Severe drought hits eastern Africa

Ten killed in clashes over grazing and water and Red Cross says several have died of starvation in Kenya.

    At least 10 people have been killed after clashes broke out in northern Kenya over control of grazing land and water sources, as the worst drought in 15 years hits eastern Africa.

    Police and local leaders said that the fighting occured on Saturday on the border between Isiolo and Samburu districts, which has seen similar clashes in the past few years.

    Marcus Ochola, the deputy police commissioner for Eastern Province, told Reuters that six "raiders" and four local herders had been killed, and that many more were wounded. They said that the death toll from the clashes could rise.

    Abdullah Golicha, a civic leader, confirmed that 10 people had been killed, but said that the split was five "raiders" and five herders.

    The clashes were reportedly sparked by raiders from the Samburu community attacking Somali and Borana herdsmen.

    In May, about 20 people were killed after fighting between Ethiopians and northern Kenyan tribesmen, clashes which prompted the two countries to tighten security along remote frontiers.

    The intense drought in the northeast of Kenya has already claimed several lives, the International Committee of the Red Cross says, and doctors say they fear that the number of people who die due to starvation could yet rise.

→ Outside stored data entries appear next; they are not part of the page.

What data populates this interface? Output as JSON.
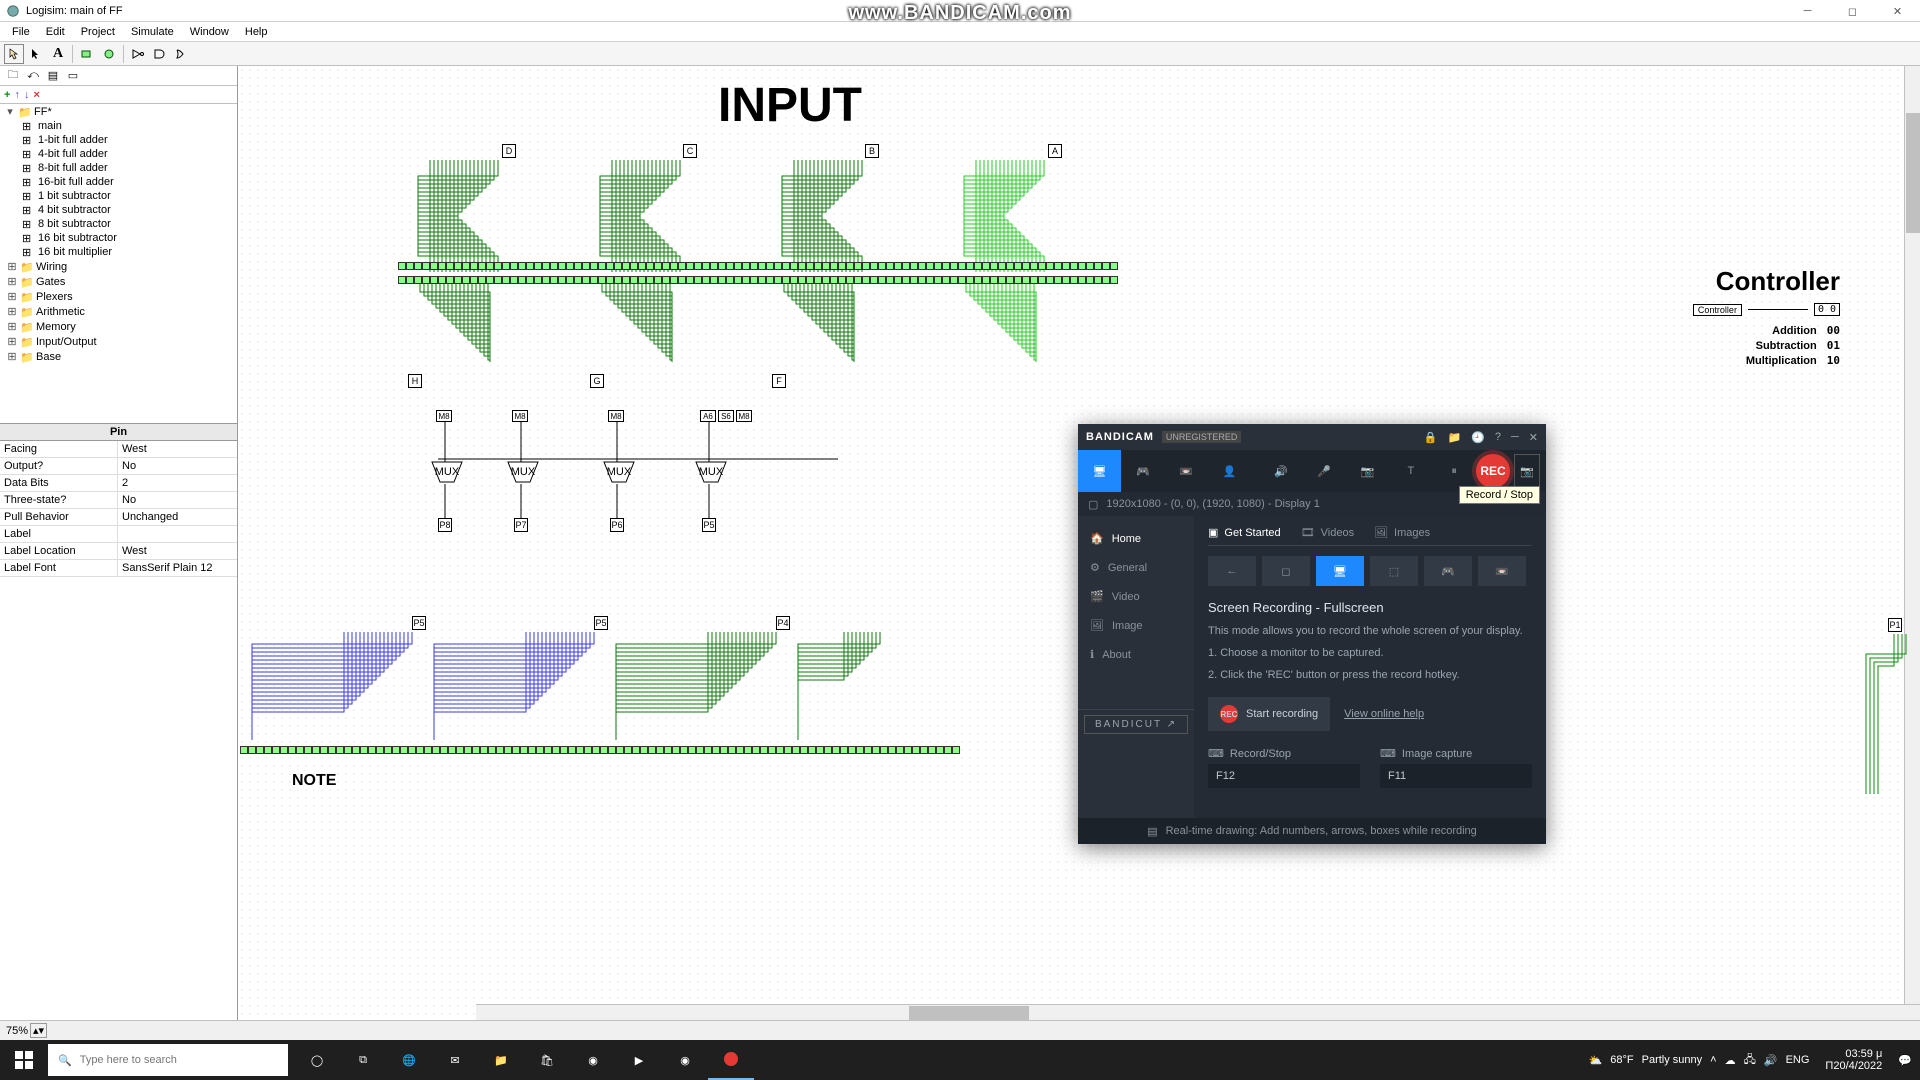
{
  "window": {
    "title": "Logisim: main of FF"
  },
  "watermark": "www.BANDICAM.com",
  "menus": [
    "File",
    "Edit",
    "Project",
    "Simulate",
    "Window",
    "Help"
  ],
  "tree": {
    "root": "FF*",
    "circuits": [
      "main",
      "1-bit full adder",
      "4-bit full adder",
      "8-bit full adder",
      "16-bit full adder",
      "1 bit subtractor",
      "4 bit subtractor",
      "8 bit subtractor",
      "16 bit subtractor",
      "16 bit multiplier"
    ],
    "libs": [
      "Wiring",
      "Gates",
      "Plexers",
      "Arithmetic",
      "Memory",
      "Input/Output",
      "Base"
    ]
  },
  "prop": {
    "title": "Pin",
    "rows": [
      {
        "k": "Facing",
        "v": "West"
      },
      {
        "k": "Output?",
        "v": "No"
      },
      {
        "k": "Data Bits",
        "v": "2"
      },
      {
        "k": "Three-state?",
        "v": "No"
      },
      {
        "k": "Pull Behavior",
        "v": "Unchanged"
      },
      {
        "k": "Label",
        "v": ""
      },
      {
        "k": "Label Location",
        "v": "West"
      },
      {
        "k": "Label Font",
        "v": "SansSerif Plain 12"
      }
    ]
  },
  "canvas": {
    "title": "INPUT",
    "input_pins": [
      "D",
      "C",
      "B",
      "A"
    ],
    "output_pins": [
      "H",
      "G",
      "F"
    ],
    "mux_labels": [
      "M8",
      "M8",
      "M8",
      "A6",
      "S6",
      "M8"
    ],
    "mux_out": [
      "P8",
      "P7",
      "P6",
      "P5"
    ],
    "lower_pins": [
      "P5",
      "P5",
      "P4",
      "P1"
    ],
    "note": "NOTE",
    "controller": {
      "title": "Controller",
      "pin": "Controller",
      "pin_val": "0 0",
      "rows": [
        {
          "label": "Addition",
          "code": "00"
        },
        {
          "label": "Subtraction",
          "code": "01"
        },
        {
          "label": "Multiplication",
          "code": "10"
        }
      ]
    }
  },
  "status": {
    "zoom": "75%"
  },
  "bandicam": {
    "brand": "BANDICAM",
    "unreg": "UNREGISTERED",
    "rec_label": "REC",
    "rec_tooltip": "Record / Stop",
    "resolution": "1920x1080 - (0, 0), (1920, 1080) - Display 1",
    "side": [
      "Home",
      "General",
      "Video",
      "Image",
      "About"
    ],
    "tabs": [
      "Get Started",
      "Videos",
      "Images"
    ],
    "heading": "Screen Recording - Fullscreen",
    "desc": "This mode allows you to record the whole screen of your display.",
    "step1": "1. Choose a monitor to be captured.",
    "step2": "2. Click the 'REC' button or press the record hotkey.",
    "start": "Start recording",
    "help": "View online help",
    "hk1_label": "Record/Stop",
    "hk1_val": "F12",
    "hk2_label": "Image capture",
    "hk2_val": "F11",
    "bandicut": "BANDICUT ↗",
    "footer": "Real-time drawing: Add numbers, arrows, boxes while recording"
  },
  "taskbar": {
    "search_placeholder": "Type here to search",
    "weather_temp": "68°F",
    "weather_desc": "Partly sunny",
    "lang": "ENG",
    "time": "03:59 μ",
    "date": "Π20/4/2022"
  }
}
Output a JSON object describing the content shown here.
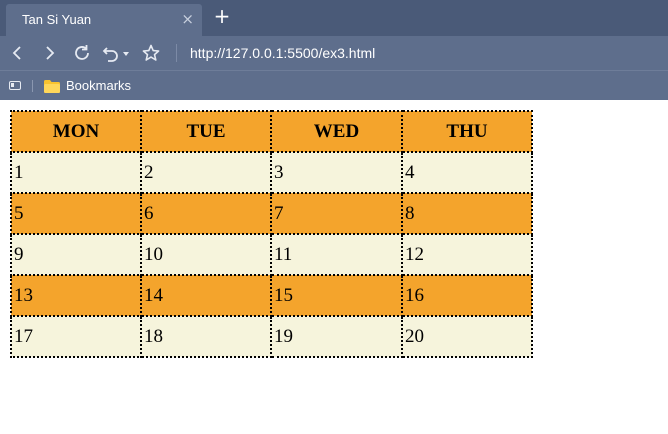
{
  "browser": {
    "tab_title": "Tan Si Yuan",
    "tab_close_glyph": "×",
    "new_tab_glyph": "+",
    "address": "http://127.0.0.1:5500/ex3.html",
    "bookmarks_label": "Bookmarks",
    "icons": [
      "back-icon",
      "forward-icon",
      "reload-icon",
      "undo-icon",
      "star-icon",
      "sidebar-icon",
      "folder-icon"
    ]
  },
  "calendar": {
    "headers": [
      "MON",
      "TUE",
      "WED",
      "THU"
    ],
    "rows": [
      [
        "1",
        "2",
        "3",
        "4"
      ],
      [
        "5",
        "6",
        "7",
        "8"
      ],
      [
        "9",
        "10",
        "11",
        "12"
      ],
      [
        "13",
        "14",
        "15",
        "16"
      ],
      [
        "17",
        "18",
        "19",
        "20"
      ]
    ],
    "colors": {
      "header": "#f4a42c",
      "orange_row": "#f4a42c",
      "cream_row": "#f6f4dc",
      "border": "#000000"
    }
  }
}
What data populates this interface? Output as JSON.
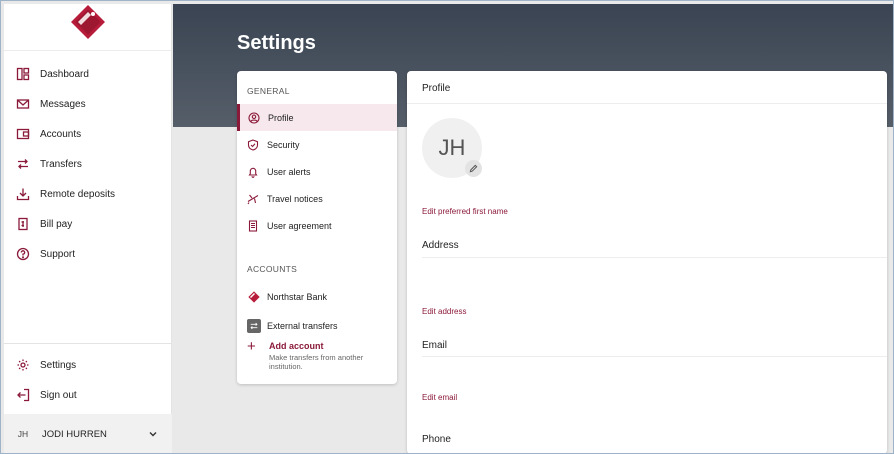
{
  "sidebar": {
    "nav": [
      {
        "label": "Dashboard",
        "icon": "dashboard-icon"
      },
      {
        "label": "Messages",
        "icon": "mail-icon"
      },
      {
        "label": "Accounts",
        "icon": "wallet-icon"
      },
      {
        "label": "Transfers",
        "icon": "transfer-arrows-icon"
      },
      {
        "label": "Remote deposits",
        "icon": "download-icon"
      },
      {
        "label": "Bill pay",
        "icon": "bill-icon"
      },
      {
        "label": "Support",
        "icon": "help-icon"
      }
    ],
    "bottom": [
      {
        "label": "Settings",
        "icon": "gear-icon"
      },
      {
        "label": "Sign out",
        "icon": "sign-out-icon"
      }
    ],
    "user": {
      "initials": "JH",
      "name": "JODI HURREN"
    }
  },
  "page": {
    "title": "Settings"
  },
  "settings_nav": {
    "general_label": "GENERAL",
    "general": [
      {
        "label": "Profile",
        "icon": "user-circle-icon",
        "active": true
      },
      {
        "label": "Security",
        "icon": "shield-icon"
      },
      {
        "label": "User alerts",
        "icon": "bell-icon"
      },
      {
        "label": "Travel notices",
        "icon": "airplane-icon"
      },
      {
        "label": "User agreement",
        "icon": "document-icon"
      }
    ],
    "accounts_label": "ACCOUNTS",
    "accounts": [
      {
        "label": "Northstar Bank",
        "icon": "bank-logo-icon"
      },
      {
        "label": "External transfers",
        "icon": "external-transfer-icon"
      }
    ],
    "add_account": {
      "label": "Add account",
      "sub": "Make transfers from another institution."
    }
  },
  "profile": {
    "header": "Profile",
    "initials": "JH",
    "edit_first_name": "Edit preferred first name",
    "address_title": "Address",
    "edit_address": "Edit address",
    "email_title": "Email",
    "edit_email": "Edit email",
    "phone_title": "Phone"
  },
  "colors": {
    "accent": "#8b1a3a",
    "hero": "#46505c"
  }
}
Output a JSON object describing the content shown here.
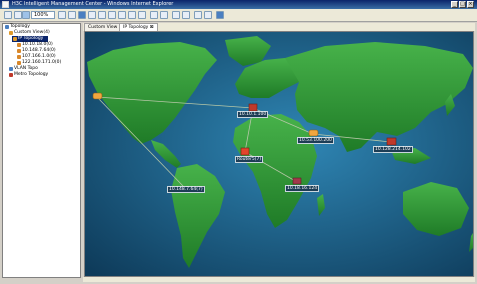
{
  "window": {
    "title": "H3C Intelligent Management Center - Windows Internet Explorer",
    "controls": [
      "_",
      "□",
      "×"
    ]
  },
  "toolbar": {
    "zoom_value": "100%",
    "buttons": [
      "back-icon",
      "forward-icon",
      "zoom-in-icon",
      "zoom-out-icon",
      "pointer-icon",
      "refresh-icon",
      "grid-icon",
      "grid-icon",
      "save-icon",
      "export-icon",
      "fit-icon",
      "layout-icon",
      "find-icon",
      "link-icon",
      "tools-icon",
      "help-icon"
    ]
  },
  "tree": {
    "root": "Topology",
    "custom_view": "Custom View(4)",
    "selected": "IP Topology",
    "ips": [
      "10.10.18.0(0)",
      "10.148.7.64(0)",
      "107.166.1.0(0)",
      "122.160.171.0(0)"
    ],
    "vlan": "VLAN Topo",
    "metro": "Metro Topology"
  },
  "tabs": [
    {
      "label": "Custom View"
    },
    {
      "label": "IP Topology"
    }
  ],
  "map": {
    "nodes": [
      {
        "id": "na",
        "label": ""
      },
      {
        "id": "eu",
        "label": "10.10.1.100"
      },
      {
        "id": "mideast",
        "label": "10.53.100.200"
      },
      {
        "id": "asia",
        "label": "10.128.214.102"
      },
      {
        "id": "africa_n",
        "label": "Router5(7)"
      },
      {
        "id": "africa_s",
        "label": "10.18.16.124"
      },
      {
        "id": "sa",
        "label": "10.148.7.64(7)"
      }
    ]
  },
  "colors": {
    "ocean": "#1c5b80",
    "land": "#2e9a32",
    "link": "#b6c7a7"
  }
}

    Tanzanian power outages

    The drought has also forced Tanzania's state-run power company to announce daily 12-hour electricity outages, as low water levels at hydropower dams and a shortage of fuel for thermal power generation have made it impossible for it to meet demand.

    "The Tanzania Electric Supply Company (TANESCO) regrets to inform its customers ... that it has been forced to extend power rationing to all regions connected to the national grid, including Zanzibar," the company said in a statement seen by the Reuters news agency on Saturday.

    TANESCO said that water levels at the country's main hydroelectric dams were almost below the minimum level required for generation.

    "By June 22, the water level at Mtera dam was only 690.88 metres above sea level ... the minimum level at the dam, which will not allow power generation, is 690 metres above sea level," said the statement.

    Tanzania depends heavily on hydropower for energy and experiences frequent power shortages during dry seasons.

    The country is also facing a shortage of natural gas, exacerbating the shortage. It currently faces a shortfall of about 100 megawatts, generating 800MW against a demand of 900MW.

    It has floated tenders inviting independent power producers to set up emergency plants that would generate an additional 260MW this year.